Opinioni

Riflessione. Il delitto, il dolore. E le parole (superflue) dei genitori

Alessandro Zaccuri sabato 12 marzo 2016
Un passo indietro, meglio ancora di lato. Nella zona d’ombra, ma non fa niente, perché si sapeva già che sarebbe andata così: l’amore per i figli è il più assoluto e terribile, non prevede contropartita, non è soggetto a condizioni. Si ama e basta, niente è dovuto. Ecco perché, davanti al male che i figli patiscono e – peggio ancora – davanti al male che i figli compiono, ai genitori non resta che farsi da parte, magari prendendo a esempio quel personaggio di un romanzo bello e severo di qualche anno fa, I tre giorni all’inferno di Enrico Bonetti, cronista padano, nel quale il compianto Valer Binaghi ritraeva un padre che assisteva in silenzio al processo in cui il figlio, satanista e assassino, era imputato. Non parlava, quel personaggio, e non perché non fosse abbastanza istruito per farlo. Ma perché, da quel momento in poi, non era più la sua voce ad avere importanza. Un padre sta lì e basta, e in quello stare c’è tutto l’amore che non si potrebbe esprimere altrimenti. La cronaca di questi giorni ci presenta padri e madri che compiono scelte differenti. Dalla rockstar Madonna, che non perde occasione per piangere davanti ai fan la decisione del figlio Rocco, volato a Londra dal padre Guy Ritchie (ma non era lei la trasgressiva, la paladina della ribellione, l’insofferente a ogni predica e convenzione?), a Valter Foffo e Ledo Prato, genitori rispettivamente di Manuel e Marco, in carcere per l’orribile uccisione del giovane Luca Varani.
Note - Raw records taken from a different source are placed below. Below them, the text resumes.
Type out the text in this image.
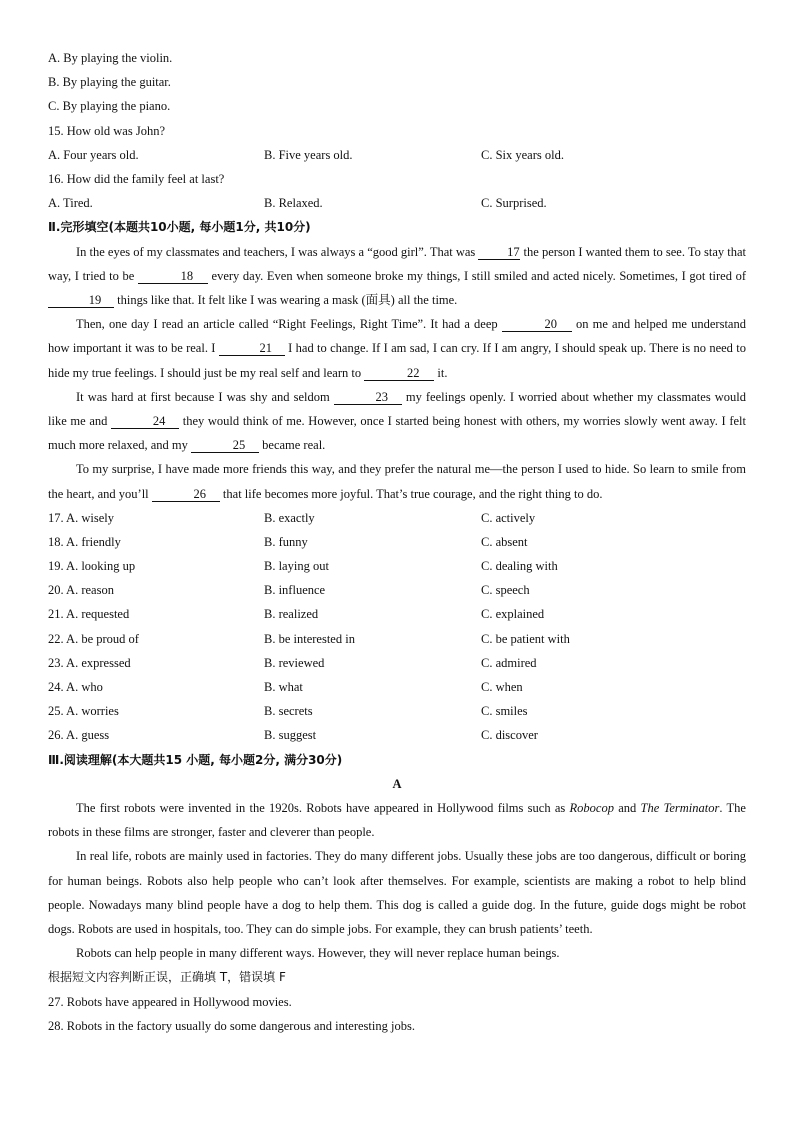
A. By playing the violin.
B. By playing the guitar.
C. By playing the piano.
15. How old was John?
A. Four years old.	B. Five years old.	C. Six years old.
16. How did the family feel at last?
A. Tired.	B. Relaxed.	C. Surprised.
Ⅱ.完形填空(本题共10小题, 每小题1分, 共10分)
In the eyes of my classmates and teachers, I was always a “good girl”. That was 17 the person I wanted them to see. To stay that way, I tried to be	18 every day. Even when someone broke my things, I still smiled and acted nicely. Sometimes, I got tired of 19 things like that. It felt like I was wearing a mask (面具) all the time.
Then, one day I read an article called “Right Feelings, Right Time”. It had a deep	20 on me and helped me understand how important it was to be real. I	21 I had to change. If I am sad, I can cry. If I am angry, I should speak up. There is no need to hide my true feelings. I should just be my real self and learn to	22 it.
It was hard at first because I was shy and seldom	23 my feelings openly. I worried about whether my classmates would like me and	24 they would think of me. However, once I started being honest with others, my worries slowly went away. I felt much more relaxed, and my	25 became real.
To my surprise, I have made more friends this way, and they prefer the natural me—the person I used to hide. So learn to smile from the heart, and you’ll	26 that life becomes more joyful. That’s true courage, and the right thing to do.
17. A. wisely	B. exactly	C. actively
18. A. friendly	B. funny	C. absent
19. A. looking up	B. laying out	C. dealing with
20. A. reason	B. influence	C. speech
21. A. requested	B. realized	C. explained
22. A. be proud of	B. be interested in	C. be patient with
23. A. expressed	B. reviewed	C. admired
24. A. who	B. what	C. when
25. A. worries	B. secrets	C. smiles
26. A. guess	B. suggest	C. discover
Ⅲ.阅读理解(本大题共15 小题, 每小题2分, 满分30分)
A
The first robots were invented in the 1920s. Robots have appeared in Hollywood films such as Robocop and The Terminator. The robots in these films are stronger, faster and cleverer than people.
In real life, robots are mainly used in factories. They do many different jobs. Usually these jobs are too dangerous, difficult or boring for human beings. Robots also help people who can’t look after themselves. For example, scientists are making a robot to help blind people. Nowadays many blind people have a dog to help them. This dog is called a guide dog. In the future, guide dogs might be robot dogs. Robots are used in hospitals, too. They can do simple jobs. For example, they can brush patients’ teeth.
Robots can help people in many different ways. However, they will never replace human beings.
根据短文内容判断正误，正确填 T，错误填 F
27. Robots have appeared in Hollywood movies.
28. Robots in the factory usually do some dangerous and interesting jobs.
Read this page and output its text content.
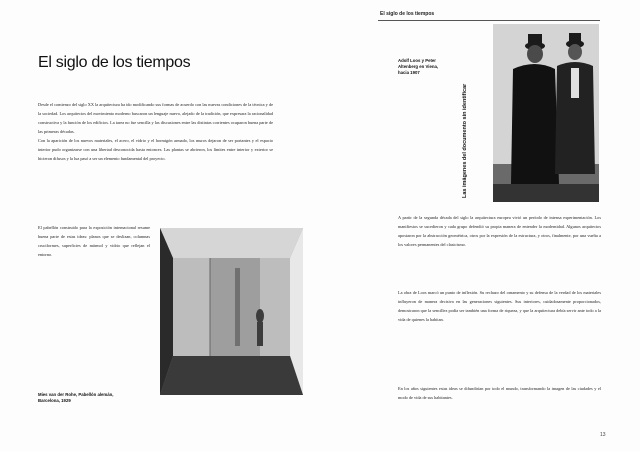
El siglo de los tiempos
El siglo de los tiempos

Desde el comienzo del siglo XX la arquitectura ha ido modificando sus formas de acuerdo con las nuevas condiciones de la técnica y de la sociedad. Los arquitectos del movimiento moderno buscaron un lenguaje nuevo, alejado de la tradición, que expresara la racionalidad constructiva y la función de los edificios. La tarea no fue sencilla y las discusiones entre las distintas corrientes ocuparon buena parte de las primeras décadas.

Con la aparición de los nuevos materiales, el acero, el vidrio y el hormigón armado, los muros dejaron de ser portantes y el espacio interior pudo organizarse con una libertad desconocida hasta entonces. Las plantas se abrieron, los límites entre interior y exterior se hicieron difusos y la luz pasó a ser un elemento fundamental del proyecto.

El pabellón construido para la exposición internacional resume buena parte de estas ideas: planos que se deslizan, columnas cruciformes, superficies de mármol y vidrio que reflejan el entorno.

Mies van der Rohe, Pabellón alemán, Barcelona, 1929
Adolf Loos y Peter Altenberg en Viena, hacia 1907
Las imágenes del documento sin identificar

A partir de la segunda década del siglo la arquitectura europea vivió un período de intensa experimentación. Los manifiestos se sucedieron y cada grupo defendió su propia manera de entender la modernidad. Algunos arquitectos apostaron por la abstracción geométrica, otros por la expresión de la estructura, y otros, finalmente, por una vuelta a los valores permanentes del clasicismo.

La obra de Loos marcó un punto de inflexión. Su rechazo del ornamento y su defensa de la verdad de los materiales influyeron de manera decisiva en las generaciones siguientes. Sus interiores, cuidadosamente proporcionados, demostraron que la sencillez podía ser también una forma de riqueza, y que la arquitectura debía servir ante todo a la vida de quienes la habitan.

En los años siguientes estas ideas se difundirían por todo el mundo, transformando la imagen de las ciudades y el modo de vida de sus habitantes.

13
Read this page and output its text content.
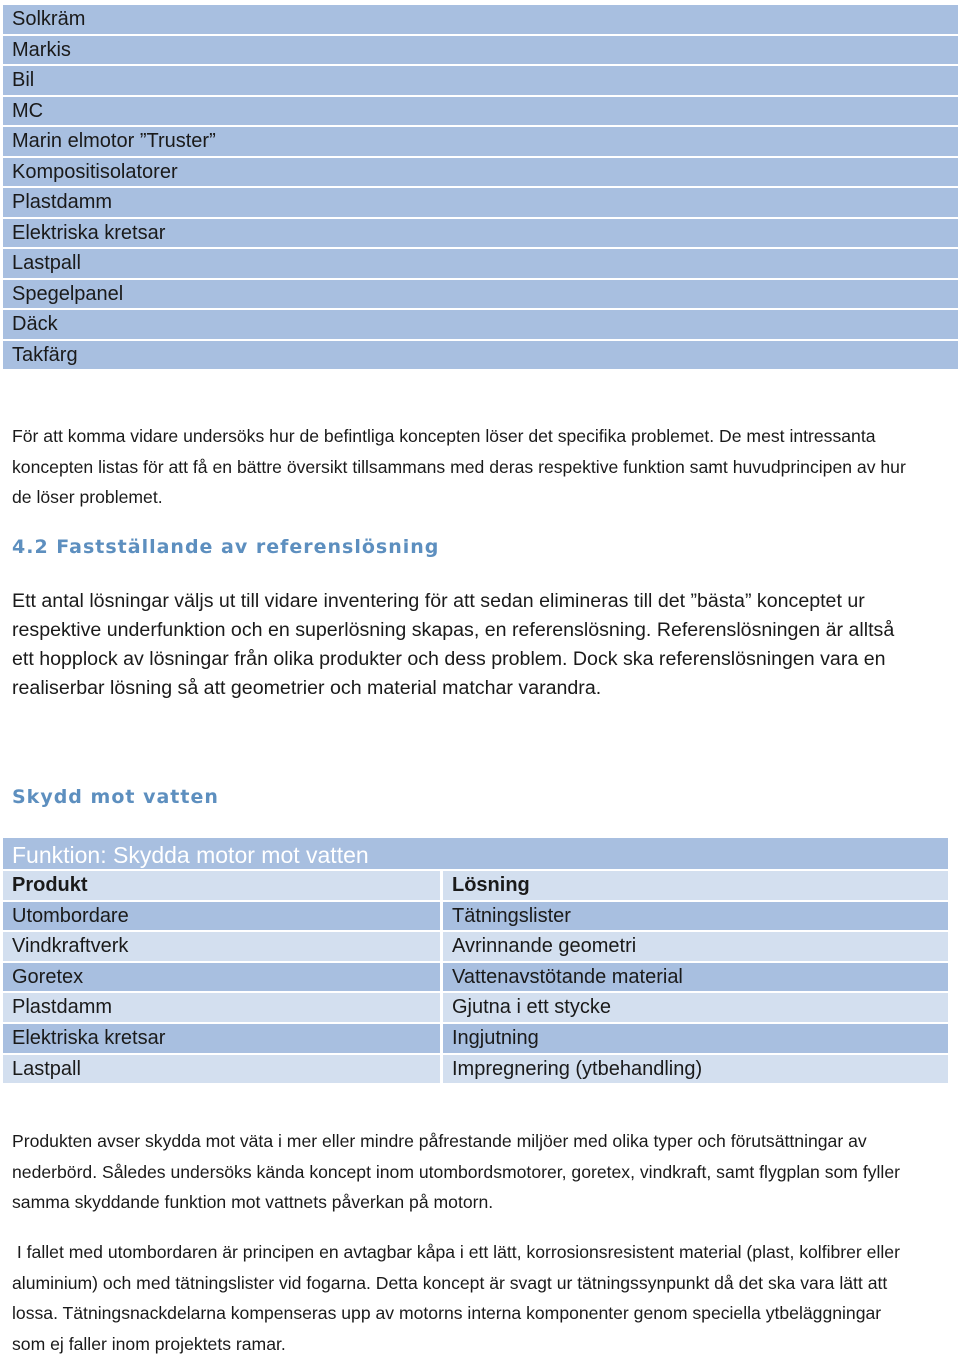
Solkräm
Markis
Bil
MC
Marin elmotor ”Truster”
Kompositisolatorer
Plastdamm
Elektriska kretsar
Lastpall
Spegelpanel
Däck
Takfärg

För att komma vidare undersöks hur de befintliga koncepten löser det specifika problemet. De mest intressanta koncepten listas för att få en bättre översikt tillsammans med deras respektive funktion samt huvudprincipen av hur de löser problemet.

4.2 Fastställande av referenslösning

Ett antal lösningar väljs ut till vidare inventering för att sedan elimineras till det ”bästa” konceptet ur respektive underfunktion och en superlösning skapas, en referenslösning. Referenslösningen är alltså ett hopplock av lösningar från olika produkter och dess problem. Dock ska referenslösningen vara en realiserbar lösning så att geometrier och material matchar varandra.

Skydd mot vatten
Funktion: Skydda motor mot vatten
Produkt	Lösning
Utombordare	Tätningslister
Vindkraftverk	Avrinnande geometri
Goretex	Vattenavstötande material
Plastdamm	Gjutna i ett stycke
Elektriska kretsar	Ingjutning
Lastpall	Impregnering (ytbehandling)

Produkten avser skydda mot väta i mer eller mindre påfrestande miljöer med olika typer och förutsättningar av nederbörd. Således undersöks kända koncept inom utombordsmotorer, goretex, vindkraft, samt flygplan som fyller samma skyddande funktion mot vattnets påverkan på motorn.

I fallet med utombordaren är principen en avtagbar kåpa i ett lätt, korrosionsresistent material (plast, kolfibrer eller aluminium) och med tätningslister vid fogarna. Detta koncept är svagt ur tätningssynpunkt då det ska vara lätt att lossa. Tätningsnackdelarna kompenseras upp av motorns interna komponenter genom speciella ytbeläggningar som ej faller inom projektets ramar.
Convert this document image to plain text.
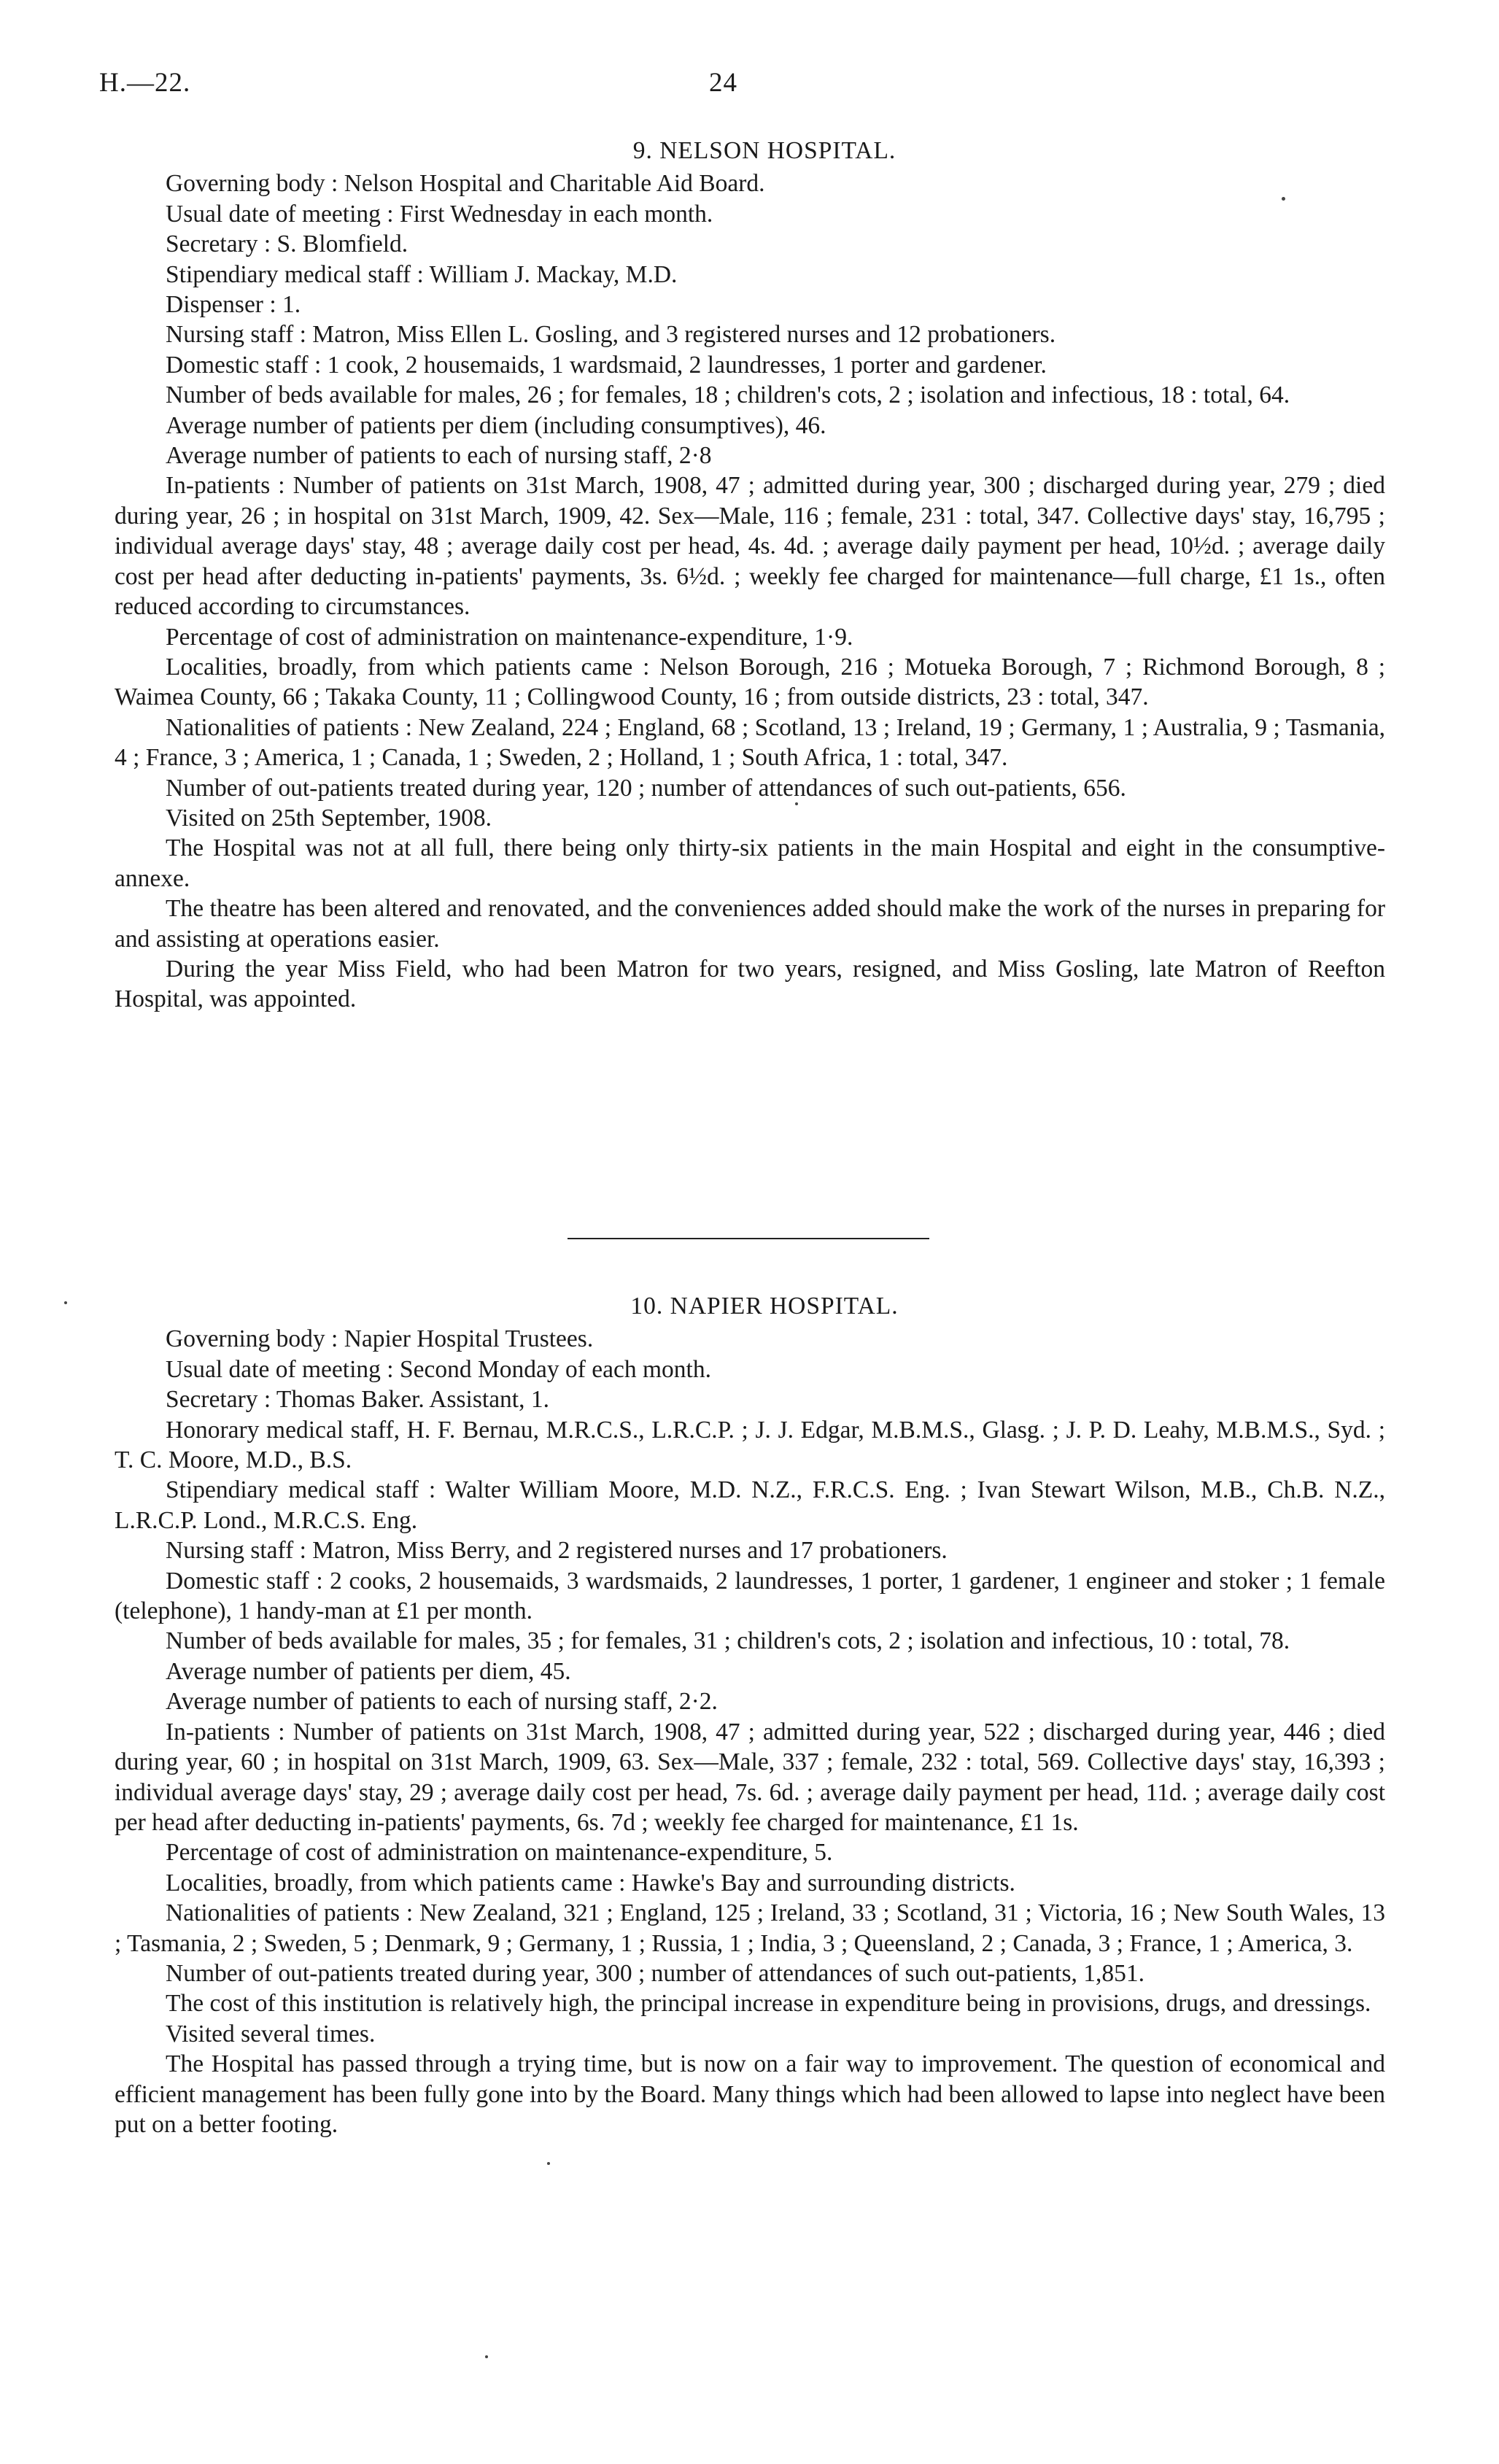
H.—22.	24
9. NELSON HOSPITAL.

Governing body : Nelson Hospital and Charitable Aid Board.

Usual date of meeting : First Wednesday in each month.

Secretary : S. Blomfield.

Stipendiary medical staff : William J. Mackay, M.D.

Dispenser : 1.

Nursing staff : Matron, Miss Ellen L. Gosling, and 3 registered nurses and 12 probationers.

Domestic staff : 1 cook, 2 housemaids, 1 wardsmaid, 2 laundresses, 1 porter and gardener.

Number of beds available for males, 26 ; for females, 18 ; children's cots, 2 ; isolation and infectious, 18 : total, 64.

Average number of patients per diem (including consumptives), 46.

Average number of patients to each of nursing staff, 2·8

In-patients : Number of patients on 31st March, 1908, 47 ; admitted during year, 300 ; discharged during year, 279 ; died during year, 26 ; in hospital on 31st March, 1909, 42. Sex—Male, 116 ; female, 231 : total, 347. Collective days' stay, 16,795 ; individual average days' stay, 48 ; average daily cost per head, 4s. 4d. ; average daily payment per head, 10½d. ; average daily cost per head after deducting in-patients' payments, 3s. 6½d. ; weekly fee charged for maintenance—full charge, £1 1s., often reduced according to circumstances.

Percentage of cost of administration on maintenance-expenditure, 1·9.

Localities, broadly, from which patients came : Nelson Borough, 216 ; Motueka Borough, 7 ; Richmond Borough, 8 ; Waimea County, 66 ; Takaka County, 11 ; Collingwood County, 16 ; from outside districts, 23 : total, 347.

Nationalities of patients : New Zealand, 224 ; England, 68 ; Scotland, 13 ; Ireland, 19 ; Germany, 1 ; Australia, 9 ; Tasmania, 4 ; France, 3 ; America, 1 ; Canada, 1 ; Sweden, 2 ; Holland, 1 ; South Africa, 1 : total, 347.

Number of out-patients treated during year, 120 ; number of attendances of such out-patients, 656.

Visited on 25th September, 1908.

The Hospital was not at all full, there being only thirty-six patients in the main Hospital and eight in the consumptive-annexe.

The theatre has been altered and renovated, and the conveniences added should make the work of the nurses in preparing for and assisting at operations easier.

During the year Miss Field, who had been Matron for two years, resigned, and Miss Gosling, late Matron of Reefton Hospital, was appointed.

10. NAPIER HOSPITAL.

Governing body : Napier Hospital Trustees.

Usual date of meeting : Second Monday of each month.

Secretary : Thomas Baker. Assistant, 1.

Honorary medical staff, H. F. Bernau, M.R.C.S., L.R.C.P. ; J. J. Edgar, M.B.M.S., Glasg. ; J. P. D. Leahy, M.B.M.S., Syd. ; T. C. Moore, M.D., B.S.

Stipendiary medical staff : Walter William Moore, M.D. N.Z., F.R.C.S. Eng. ; Ivan Stewart Wilson, M.B., Ch.B. N.Z., L.R.C.P. Lond., M.R.C.S. Eng.

Nursing staff : Matron, Miss Berry, and 2 registered nurses and 17 probationers.

Domestic staff : 2 cooks, 2 housemaids, 3 wardsmaids, 2 laundresses, 1 porter, 1 gardener, 1 engineer and stoker ; 1 female (telephone), 1 handy-man at £1 per month.

Number of beds available for males, 35 ; for females, 31 ; children's cots, 2 ; isolation and infectious, 10 : total, 78.

Average number of patients per diem, 45.

Average number of patients to each of nursing staff, 2·2.

In-patients : Number of patients on 31st March, 1908, 47 ; admitted during year, 522 ; discharged during year, 446 ; died during year, 60 ; in hospital on 31st March, 1909, 63. Sex—Male, 337 ; female, 232 : total, 569. Collective days' stay, 16,393 ; individual average days' stay, 29 ; average daily cost per head, 7s. 6d. ; average daily payment per head, 11d. ; average daily cost per head after deducting in-patients' payments, 6s. 7d ; weekly fee charged for maintenance, £1 1s.

Percentage of cost of administration on maintenance-expenditure, 5.

Localities, broadly, from which patients came : Hawke's Bay and surrounding districts.

Nationalities of patients : New Zealand, 321 ; England, 125 ; Ireland, 33 ; Scotland, 31 ; Victoria, 16 ; New South Wales, 13 ; Tasmania, 2 ; Sweden, 5 ; Denmark, 9 ; Germany, 1 ; Russia, 1 ; India, 3 ; Queensland, 2 ; Canada, 3 ; France, 1 ; America, 3.

Number of out-patients treated during year, 300 ; number of attendances of such out-patients, 1,851.

The cost of this institution is relatively high, the principal increase in expenditure being in provisions, drugs, and dressings.

Visited several times.

The Hospital has passed through a trying time, but is now on a fair way to improvement. The question of economical and efficient management has been fully gone into by the Board. Many things which had been allowed to lapse into neglect have been put on a better footing.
Due padri che a parlare non hanno rinunciato, Foffo presentandosi nello studio di “Porta a porta” a poche ore dall’arresto del figlio e Prato con una lettera aperta affidata al proprio blog, nella quale annuncia la volontà di andare avanti, nonostante tutto. Indignazione e sostegno, sdegno e approvazione. Le parole di questi due uomini sono già state commentate abbastanza, non senza l’ormai consueto richiamo alle eventuali colpe della famiglia. Ma qui non è in questione il giudizio, una volta tanto. Non è in questione il torto e la ragione. È che semplicemente, anche ammesso che siano giuste, le parole dei padri sono comunque superflue. Davanti all’inspiegabile e al cospetto dell’innominabile si fa un passo indietro, ci si mette di lato, si lascia che il dolore (cane e più che cane, come lo chiama Ulisse) morda fino in fondo. Non c’è altro modo per essere padre, per essere madre.